Now the cutting begins! Using a small pair of sharp scissors cut from corner to corner on each square. Aim to cut through the top layer and some or all of the scrap layer.
Using your hands rub across the fabric to remove any bits that have become loose in the cutting.
So that’s one style of cutting/stitching. There are loads of others you can use. For each of these variants I have shown the scrap layer, stitching and then finally the cut piece so you can see how using a more organised system for the scraps or just letting them go in haphazardly changes the look of the final pieces.
Straight lines. I’ve varied the width so that you can see how this affects the finished piece – lots more colour is visible on the sections where the stitched lines are further apart.
Spirals. As with all the stitching you need to start in the middle and work your way out.
Circles. I drew around a cotton reel with a fabric pen that vanishes as it dries and then stitched a curved zig zag around the circles to create the shapes. The got very wobbly as I had some quite thick pieces of fleece in this one.
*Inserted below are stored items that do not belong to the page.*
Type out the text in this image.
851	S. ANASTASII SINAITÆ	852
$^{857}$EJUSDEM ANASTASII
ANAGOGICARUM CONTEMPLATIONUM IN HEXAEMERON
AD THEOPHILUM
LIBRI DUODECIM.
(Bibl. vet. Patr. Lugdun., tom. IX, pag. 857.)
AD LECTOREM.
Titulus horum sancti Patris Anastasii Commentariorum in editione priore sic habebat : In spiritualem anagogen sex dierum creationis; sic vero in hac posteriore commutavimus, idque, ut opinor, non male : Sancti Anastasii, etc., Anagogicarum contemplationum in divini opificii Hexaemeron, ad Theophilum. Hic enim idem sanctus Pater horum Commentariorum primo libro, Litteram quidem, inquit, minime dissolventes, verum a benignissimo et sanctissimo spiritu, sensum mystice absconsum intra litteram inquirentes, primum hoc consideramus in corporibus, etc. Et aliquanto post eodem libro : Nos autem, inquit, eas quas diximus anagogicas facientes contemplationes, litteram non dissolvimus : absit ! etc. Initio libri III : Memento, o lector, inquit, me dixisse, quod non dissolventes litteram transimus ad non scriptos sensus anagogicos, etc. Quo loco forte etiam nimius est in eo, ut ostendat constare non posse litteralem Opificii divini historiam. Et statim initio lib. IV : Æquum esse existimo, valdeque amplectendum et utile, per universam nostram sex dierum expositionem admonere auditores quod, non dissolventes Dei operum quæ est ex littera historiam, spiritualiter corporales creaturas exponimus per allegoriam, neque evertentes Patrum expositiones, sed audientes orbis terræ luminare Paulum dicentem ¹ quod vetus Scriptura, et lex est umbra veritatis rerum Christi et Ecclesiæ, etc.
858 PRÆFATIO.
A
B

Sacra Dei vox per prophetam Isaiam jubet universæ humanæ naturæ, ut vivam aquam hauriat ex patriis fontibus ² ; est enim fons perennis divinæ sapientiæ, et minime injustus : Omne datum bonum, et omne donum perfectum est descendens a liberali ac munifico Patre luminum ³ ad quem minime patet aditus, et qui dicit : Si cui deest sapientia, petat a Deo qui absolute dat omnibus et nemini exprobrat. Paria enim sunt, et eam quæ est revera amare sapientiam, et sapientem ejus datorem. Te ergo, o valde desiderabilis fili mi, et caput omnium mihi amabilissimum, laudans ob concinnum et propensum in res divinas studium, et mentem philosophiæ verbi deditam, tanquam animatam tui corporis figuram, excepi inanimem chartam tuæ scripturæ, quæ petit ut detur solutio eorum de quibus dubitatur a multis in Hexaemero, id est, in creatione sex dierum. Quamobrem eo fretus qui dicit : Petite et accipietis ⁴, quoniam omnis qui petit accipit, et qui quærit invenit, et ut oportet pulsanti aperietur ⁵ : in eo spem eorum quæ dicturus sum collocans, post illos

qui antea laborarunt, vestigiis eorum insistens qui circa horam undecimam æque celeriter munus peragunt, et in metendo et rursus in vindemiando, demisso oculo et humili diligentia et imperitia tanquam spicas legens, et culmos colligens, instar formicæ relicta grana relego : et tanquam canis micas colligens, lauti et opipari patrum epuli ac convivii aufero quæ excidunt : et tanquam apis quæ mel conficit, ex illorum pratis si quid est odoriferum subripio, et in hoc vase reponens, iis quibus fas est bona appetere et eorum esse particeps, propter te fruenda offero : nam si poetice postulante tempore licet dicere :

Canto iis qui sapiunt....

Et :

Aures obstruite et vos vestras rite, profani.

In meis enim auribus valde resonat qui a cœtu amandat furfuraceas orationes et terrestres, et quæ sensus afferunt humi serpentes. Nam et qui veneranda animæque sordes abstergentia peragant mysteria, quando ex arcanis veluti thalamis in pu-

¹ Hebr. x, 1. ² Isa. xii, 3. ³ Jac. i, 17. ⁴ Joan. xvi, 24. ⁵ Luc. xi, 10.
The double rainbow. I wanted to show that you can use multiple shapes and cutting styles in one piece so this one has two rainbow-like arches that repeat and cross over causing some small squares (which were very tricky to cut) and some long curved lines.
You can work further into the slashed pieces to create more texture by stitching on top to create ripple effects.
The panel below has been made to be a cushion front (cushion is as yet incomplete!) It’s got a variety of shapes and has been washed which fray the cut edges and removes any loose pieces, finishing it with a much more ‘worn in’ look.
This is such a playful and adaptable technique that produces highly textured pieces. If you have a go I’d love to see what you come up with.